The comments on my Agent Conundrum post the other day have been really interesting. And after responding to one of them, I realized that what I’d just written might make a useful post. So I’ve copied that response below. Your feedback, as always, will be eagerly awaited.
From the onset of this blog (November 4, 2009), the mission has been to track the Journey, warts and all. So I felt that sharing a real-time query/rejection scenario might be especially helpful for writers stumbling across my post/blog who are in the earlier stages of their own Journeys.
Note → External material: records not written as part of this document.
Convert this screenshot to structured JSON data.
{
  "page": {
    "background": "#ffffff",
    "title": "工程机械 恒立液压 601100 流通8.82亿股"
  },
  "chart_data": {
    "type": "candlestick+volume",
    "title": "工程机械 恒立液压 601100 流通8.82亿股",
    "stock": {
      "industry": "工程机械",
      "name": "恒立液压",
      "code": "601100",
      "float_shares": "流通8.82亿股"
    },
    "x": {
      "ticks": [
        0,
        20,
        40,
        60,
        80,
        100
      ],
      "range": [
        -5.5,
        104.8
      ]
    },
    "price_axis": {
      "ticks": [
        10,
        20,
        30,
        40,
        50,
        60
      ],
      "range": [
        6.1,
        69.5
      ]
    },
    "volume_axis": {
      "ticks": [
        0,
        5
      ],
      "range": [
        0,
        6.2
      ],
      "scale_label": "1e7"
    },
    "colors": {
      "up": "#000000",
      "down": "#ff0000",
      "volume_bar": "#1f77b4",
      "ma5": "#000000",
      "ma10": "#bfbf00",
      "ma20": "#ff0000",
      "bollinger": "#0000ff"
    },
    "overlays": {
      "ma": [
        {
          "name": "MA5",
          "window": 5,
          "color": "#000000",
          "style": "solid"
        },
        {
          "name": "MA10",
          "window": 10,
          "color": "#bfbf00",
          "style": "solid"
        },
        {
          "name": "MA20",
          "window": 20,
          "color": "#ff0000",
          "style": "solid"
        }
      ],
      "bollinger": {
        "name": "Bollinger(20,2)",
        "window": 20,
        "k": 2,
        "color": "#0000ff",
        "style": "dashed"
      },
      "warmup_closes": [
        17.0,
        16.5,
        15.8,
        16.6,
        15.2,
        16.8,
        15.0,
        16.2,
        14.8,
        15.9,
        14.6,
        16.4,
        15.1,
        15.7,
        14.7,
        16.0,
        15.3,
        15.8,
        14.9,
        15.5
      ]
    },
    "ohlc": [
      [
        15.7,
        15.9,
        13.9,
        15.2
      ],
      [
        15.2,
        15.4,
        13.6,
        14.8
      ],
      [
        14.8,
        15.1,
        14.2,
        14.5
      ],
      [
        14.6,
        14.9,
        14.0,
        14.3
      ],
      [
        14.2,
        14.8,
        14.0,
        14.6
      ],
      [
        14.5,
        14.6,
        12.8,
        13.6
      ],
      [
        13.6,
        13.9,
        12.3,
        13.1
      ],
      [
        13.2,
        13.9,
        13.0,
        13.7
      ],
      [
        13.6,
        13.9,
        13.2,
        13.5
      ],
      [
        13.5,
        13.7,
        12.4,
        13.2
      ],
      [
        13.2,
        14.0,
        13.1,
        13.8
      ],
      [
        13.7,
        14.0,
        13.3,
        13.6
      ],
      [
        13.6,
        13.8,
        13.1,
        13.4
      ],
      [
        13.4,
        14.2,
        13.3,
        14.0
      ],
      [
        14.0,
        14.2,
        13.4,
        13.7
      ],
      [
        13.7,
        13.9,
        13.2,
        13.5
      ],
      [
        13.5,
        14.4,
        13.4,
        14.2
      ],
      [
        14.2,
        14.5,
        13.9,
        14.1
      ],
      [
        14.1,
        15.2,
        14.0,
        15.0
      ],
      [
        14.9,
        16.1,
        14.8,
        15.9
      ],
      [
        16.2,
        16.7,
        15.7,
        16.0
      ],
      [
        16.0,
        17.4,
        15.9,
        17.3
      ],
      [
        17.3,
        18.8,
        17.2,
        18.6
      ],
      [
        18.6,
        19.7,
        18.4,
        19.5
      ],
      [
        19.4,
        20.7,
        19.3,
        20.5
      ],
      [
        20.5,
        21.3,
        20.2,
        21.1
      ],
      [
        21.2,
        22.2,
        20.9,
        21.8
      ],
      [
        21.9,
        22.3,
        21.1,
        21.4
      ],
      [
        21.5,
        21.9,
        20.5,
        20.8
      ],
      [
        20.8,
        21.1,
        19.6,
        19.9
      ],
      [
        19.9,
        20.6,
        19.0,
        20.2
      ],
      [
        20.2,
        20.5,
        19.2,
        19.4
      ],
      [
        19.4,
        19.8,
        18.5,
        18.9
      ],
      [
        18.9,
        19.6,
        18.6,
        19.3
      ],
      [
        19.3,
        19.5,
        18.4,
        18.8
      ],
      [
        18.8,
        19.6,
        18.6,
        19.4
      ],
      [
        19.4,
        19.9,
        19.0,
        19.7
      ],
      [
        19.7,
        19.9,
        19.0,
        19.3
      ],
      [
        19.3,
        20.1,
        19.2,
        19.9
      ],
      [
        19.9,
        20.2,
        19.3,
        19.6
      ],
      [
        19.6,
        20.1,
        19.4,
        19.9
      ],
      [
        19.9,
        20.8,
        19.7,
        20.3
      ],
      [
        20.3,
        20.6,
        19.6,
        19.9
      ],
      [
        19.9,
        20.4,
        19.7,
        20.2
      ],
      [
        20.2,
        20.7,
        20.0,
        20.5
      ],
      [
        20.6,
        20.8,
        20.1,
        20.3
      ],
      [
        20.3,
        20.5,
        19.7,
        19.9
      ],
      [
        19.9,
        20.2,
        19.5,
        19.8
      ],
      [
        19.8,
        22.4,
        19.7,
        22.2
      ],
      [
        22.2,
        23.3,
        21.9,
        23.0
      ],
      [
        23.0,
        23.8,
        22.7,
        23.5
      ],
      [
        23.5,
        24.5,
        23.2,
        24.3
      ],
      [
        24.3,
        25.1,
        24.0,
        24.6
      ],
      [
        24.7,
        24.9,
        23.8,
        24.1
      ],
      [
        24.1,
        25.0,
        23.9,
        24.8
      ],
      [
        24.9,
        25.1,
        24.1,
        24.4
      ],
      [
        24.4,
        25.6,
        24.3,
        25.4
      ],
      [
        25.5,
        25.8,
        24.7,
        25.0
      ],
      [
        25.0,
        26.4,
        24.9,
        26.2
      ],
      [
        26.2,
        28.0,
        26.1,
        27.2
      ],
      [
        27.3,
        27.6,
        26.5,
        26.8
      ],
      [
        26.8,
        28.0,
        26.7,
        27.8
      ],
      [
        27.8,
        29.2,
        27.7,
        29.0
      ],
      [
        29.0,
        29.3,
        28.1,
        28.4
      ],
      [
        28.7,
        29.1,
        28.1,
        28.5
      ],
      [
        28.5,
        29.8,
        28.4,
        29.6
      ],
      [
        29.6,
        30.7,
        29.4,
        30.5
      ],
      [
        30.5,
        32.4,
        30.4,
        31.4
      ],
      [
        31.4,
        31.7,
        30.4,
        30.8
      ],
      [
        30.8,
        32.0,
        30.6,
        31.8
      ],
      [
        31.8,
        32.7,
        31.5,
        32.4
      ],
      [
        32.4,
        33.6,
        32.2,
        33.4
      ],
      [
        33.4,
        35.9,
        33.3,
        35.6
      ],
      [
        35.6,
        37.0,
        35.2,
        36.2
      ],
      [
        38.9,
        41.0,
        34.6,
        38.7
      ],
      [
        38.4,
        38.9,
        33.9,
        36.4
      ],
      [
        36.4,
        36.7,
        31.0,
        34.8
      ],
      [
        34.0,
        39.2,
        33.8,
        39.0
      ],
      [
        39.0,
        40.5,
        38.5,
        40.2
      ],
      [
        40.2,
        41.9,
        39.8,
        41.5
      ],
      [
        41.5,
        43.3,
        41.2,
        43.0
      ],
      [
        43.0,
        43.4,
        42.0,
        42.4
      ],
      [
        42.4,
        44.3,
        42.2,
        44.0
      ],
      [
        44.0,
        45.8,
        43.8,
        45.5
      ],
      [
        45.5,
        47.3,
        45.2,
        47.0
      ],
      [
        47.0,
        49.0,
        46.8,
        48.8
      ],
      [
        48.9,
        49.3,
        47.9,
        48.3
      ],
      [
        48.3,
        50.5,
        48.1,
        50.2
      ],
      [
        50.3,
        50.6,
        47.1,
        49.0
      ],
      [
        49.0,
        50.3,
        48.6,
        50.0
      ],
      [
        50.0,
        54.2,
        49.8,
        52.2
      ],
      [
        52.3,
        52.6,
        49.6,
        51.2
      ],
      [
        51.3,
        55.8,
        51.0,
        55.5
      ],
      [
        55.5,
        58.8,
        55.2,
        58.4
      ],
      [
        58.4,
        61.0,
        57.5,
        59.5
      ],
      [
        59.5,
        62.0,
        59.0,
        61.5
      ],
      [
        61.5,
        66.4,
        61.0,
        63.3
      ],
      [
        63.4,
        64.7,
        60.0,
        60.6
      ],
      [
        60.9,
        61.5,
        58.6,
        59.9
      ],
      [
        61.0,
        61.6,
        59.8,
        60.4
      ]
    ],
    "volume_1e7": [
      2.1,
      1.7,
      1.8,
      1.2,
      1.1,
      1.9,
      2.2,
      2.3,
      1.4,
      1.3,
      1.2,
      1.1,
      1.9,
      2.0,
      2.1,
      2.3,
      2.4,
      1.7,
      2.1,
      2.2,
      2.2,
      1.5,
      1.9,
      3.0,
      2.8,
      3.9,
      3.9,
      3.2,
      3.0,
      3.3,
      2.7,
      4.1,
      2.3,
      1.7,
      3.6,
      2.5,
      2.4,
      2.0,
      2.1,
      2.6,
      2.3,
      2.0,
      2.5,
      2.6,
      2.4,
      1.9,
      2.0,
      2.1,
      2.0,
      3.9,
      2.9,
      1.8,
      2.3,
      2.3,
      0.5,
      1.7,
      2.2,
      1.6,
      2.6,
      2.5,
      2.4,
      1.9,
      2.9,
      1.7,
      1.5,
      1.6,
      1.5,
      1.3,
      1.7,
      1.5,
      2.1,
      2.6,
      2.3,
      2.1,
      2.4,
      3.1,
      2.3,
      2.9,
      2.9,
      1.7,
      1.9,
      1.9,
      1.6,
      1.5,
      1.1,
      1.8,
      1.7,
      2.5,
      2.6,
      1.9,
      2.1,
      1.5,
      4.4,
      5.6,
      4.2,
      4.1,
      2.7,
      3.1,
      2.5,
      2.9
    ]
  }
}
Setting our expectation levels to coincide with reality is such an important part of the process and is key to maintaining our sanity as we navigate the madness.
When I was getting started with my first novel (The Truth about Cinnamon) over twenty years ago, the publishing world (and, in fact, the world in general) was vastly different. There were no cell phones, no social media outlets, no email, and no way to contact agents and editors (who were still taking unsolicited manuscripts and queries back then) except by snail mail. So, I spent countless days/weeks/dollars in postage sending stuff out: query letters, the first three chapters, whatever the current Literary Market said the agents/editors wanted to see.
I still have all of those rejection letters/postcards–and a handful of individuals actually responded with suggestions, indicating that they saw some promise in my writing and my story but that one thing or another needed to be fixed/amplified/etc., before resubmitting. The time those individuals took to offer some tangible help is still remembered with gratitude. (Absolutely no one seems to have the time to do that anymore.)
But the most revelational moment in those early years of my Journey came when I acually made a trip from Atlanta, where I lived at the time, to New York. I had a whole bunch of new query letters, partial manuscripts, synopses, etc., that I’d been planning to mail out. And, on something of a whim, I decided instead to load everything into a big bag, hop a train, and go to New York to deliver my mail in person. I wanted to see for myself what the places looked like where I’d been sending everything.
Well … the visions were staggering! In virtually every office I visited (and some turned out to be literal holes-in-the-wall), unopened envelopes of every size and shape were in floor-to-ceiling stacks all over the reception areas, the submissions appearing to number in the thousands.
The employees who greeted me at each of the front desks were astonished that I was there, because “nobody’s allowed to deliver submissions in person.” Since I had obviously already broken that rule and was standing there in the flesh with my mail in-hand, a few agents/editors were kind enough to see me briefly. But I knew when I left each office that my submission was going to get tossed into “the pile,” and the memories of that reality have guided the setting of my expectation levels ever since.
As for “the chemistry” thing, I understand the existence of that elusive, intangible element in every endeavor we undertake. Someone’s assessment of the “it” factor will inevitably influence a professional’s decision about our work. The frustration arises, however, when the agent says that all the pieces are in place–the book is well-written, the story is a good one, “nothing is missing” … except chemistry. Young/new writers just embarking upon their Journeys need to hear that statement.
And the lesson for all of us to take away from this example is that being too selective with our queries and submissions will never get us where we want to go. We need to be blitzing the entire industry with our well-written, well-developed manuscripts/books, if we’re ever going to find that one person–that literary soulmate you so astutely described–who finds the chemistry absolutely letter-perfect.
And the mission of this blog is to track at least this one Journey, winding through the valleys and over the peaks, as the search moves closer to a happy ending.